Before we go any further, I'm well aware of the irony of dedicating 843 words to criticising a vacuous, self-aggrandising, emotionless hole of a woman. I know it does just as much to promote her as any contrived and nonsensical statement she could make, but sometimes it's impossible to escape it. I'd rather we all just ignored her, but frankly the British press like nothing more than prodding the public's outrage hornet's nest with a stick so lo and behold she keeps getting to paid to be a dick - and that needs addressing.
And, as far as I'm concerned, if you keep being a dick, then you deserve to have people be a dick right back to you. It's not rocket science that people will bite back if you rub them up the wrong way. Play nice and people play nice back.
Hopkins has absolutely nailed the playing of the "it's not my fault if you're offended by what I say" card. Those who want to have no comeuppance frequently use it, often accompanied with the idea that freedom of speech means you can say whatever you like. "Fat people should be forced to pay for all their healthcare - don't blame me, I'm just saying it like it is!"
You could probably put forward an argument for that, but say it as obnoxiously as that and it's completely your fault if an overweight chap decides to snap back. You can't take the pin out of a grenade and then be surprised it explodes.
Take the recent 'chubsters' controversy. The opinion that Hopkins displays - that those who are overweight should be inspired to lose weight and that the Protein World ads are perfectly acceptable - isn't actually that outlandish. That won't keep her in the news, though, especially since branding migrants as cockroaches when they're risking their lives because they see no better option than to make a potentially-fatal journey across the Mediterranean has been swept away now.
It needs to be more emotive, so let's throw in a needless insult for those who are overweight and it upsets people. 'Hello page clicks and wage checks,' Hopkins thinks as she laughs all the way to the bank.

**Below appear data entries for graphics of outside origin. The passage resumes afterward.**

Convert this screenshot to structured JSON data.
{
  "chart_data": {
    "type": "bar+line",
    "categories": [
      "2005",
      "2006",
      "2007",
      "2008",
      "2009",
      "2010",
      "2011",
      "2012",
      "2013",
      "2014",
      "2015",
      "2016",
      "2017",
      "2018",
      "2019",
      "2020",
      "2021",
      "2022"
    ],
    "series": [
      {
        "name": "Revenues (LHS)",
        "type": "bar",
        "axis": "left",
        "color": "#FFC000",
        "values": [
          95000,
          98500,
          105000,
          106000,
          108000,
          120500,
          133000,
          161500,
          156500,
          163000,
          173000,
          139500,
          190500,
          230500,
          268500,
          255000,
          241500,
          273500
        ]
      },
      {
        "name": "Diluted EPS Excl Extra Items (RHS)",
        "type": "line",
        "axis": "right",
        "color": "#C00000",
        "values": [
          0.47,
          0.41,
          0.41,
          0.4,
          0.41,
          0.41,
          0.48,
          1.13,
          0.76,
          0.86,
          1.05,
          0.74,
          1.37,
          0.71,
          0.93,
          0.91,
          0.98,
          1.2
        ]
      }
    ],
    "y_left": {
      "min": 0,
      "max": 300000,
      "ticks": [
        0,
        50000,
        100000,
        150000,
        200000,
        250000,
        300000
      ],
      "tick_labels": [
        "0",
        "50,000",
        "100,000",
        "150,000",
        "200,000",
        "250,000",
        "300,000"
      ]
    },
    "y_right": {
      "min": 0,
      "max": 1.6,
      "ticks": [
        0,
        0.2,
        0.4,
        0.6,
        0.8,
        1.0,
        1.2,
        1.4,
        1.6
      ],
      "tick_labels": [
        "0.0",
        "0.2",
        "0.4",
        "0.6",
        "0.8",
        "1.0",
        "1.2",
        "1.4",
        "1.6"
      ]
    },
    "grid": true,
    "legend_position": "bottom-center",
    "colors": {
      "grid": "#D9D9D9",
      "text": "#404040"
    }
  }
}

It was the same when she linked children's names to their class. It was the same when she thought Paul Gascoigne should 'crack on' with drinking because she doesn't believe in addiction. It was the same when she accused those with autism as being limited, projecting it onto Labour leader Ed Miliband. It was the same when she branded ginger babies harder to love. It was the same when she called the horrid virus ebola "efficient population control". It was the same when she asked what sort of future you have if you have tattoos.
Ironically, on that last one, she brands those with tattoos as "seeking attention". With that list in mind, who's the one looking for the spotlight?
The very fact that her own website lists where you can see the controversies that she's caused tells you that she isn't vaguely ashamed by how self-serving it is. Every time she shoots her mouth off she's playing a dangerous game of divide and rule, lining her own pocket in the process.
She cares not that she's influencing a significant number of people not to be angry at the banks for irresponsible lending or the corporations that don't pay the tax they should or at the social inequalities that exist. As long as she's in the news and she's getting paid, so what if it drives a wedge between people based on where they're from or what they look like?
What people look like is a big part, too. She's charged in to slam the looks of the likes of Kim Kardashian or Sam Bailey or Lily Allen or Gemma Collins. While it boosts her media presence because it's lapped up by the papers, it reinforces the idea that it's ok to just comment on someone's - usually women's - looks in public. Hey, if they choose to be offended, it's their fault, right?
Hopkins knows exactly what she's doing when she intentionally offends and then plays innocent. She can claim all she likes that she's just being straight and blunt, but a complete lack of tact shows her for a vile, tumour on society.
Normally, we'd say ignore people like her and they go away, but she's so much under the microscope that isn't going to happen. In lieu of a cure, she needs to have her repugnant attitude dissected and torn apart for all to see.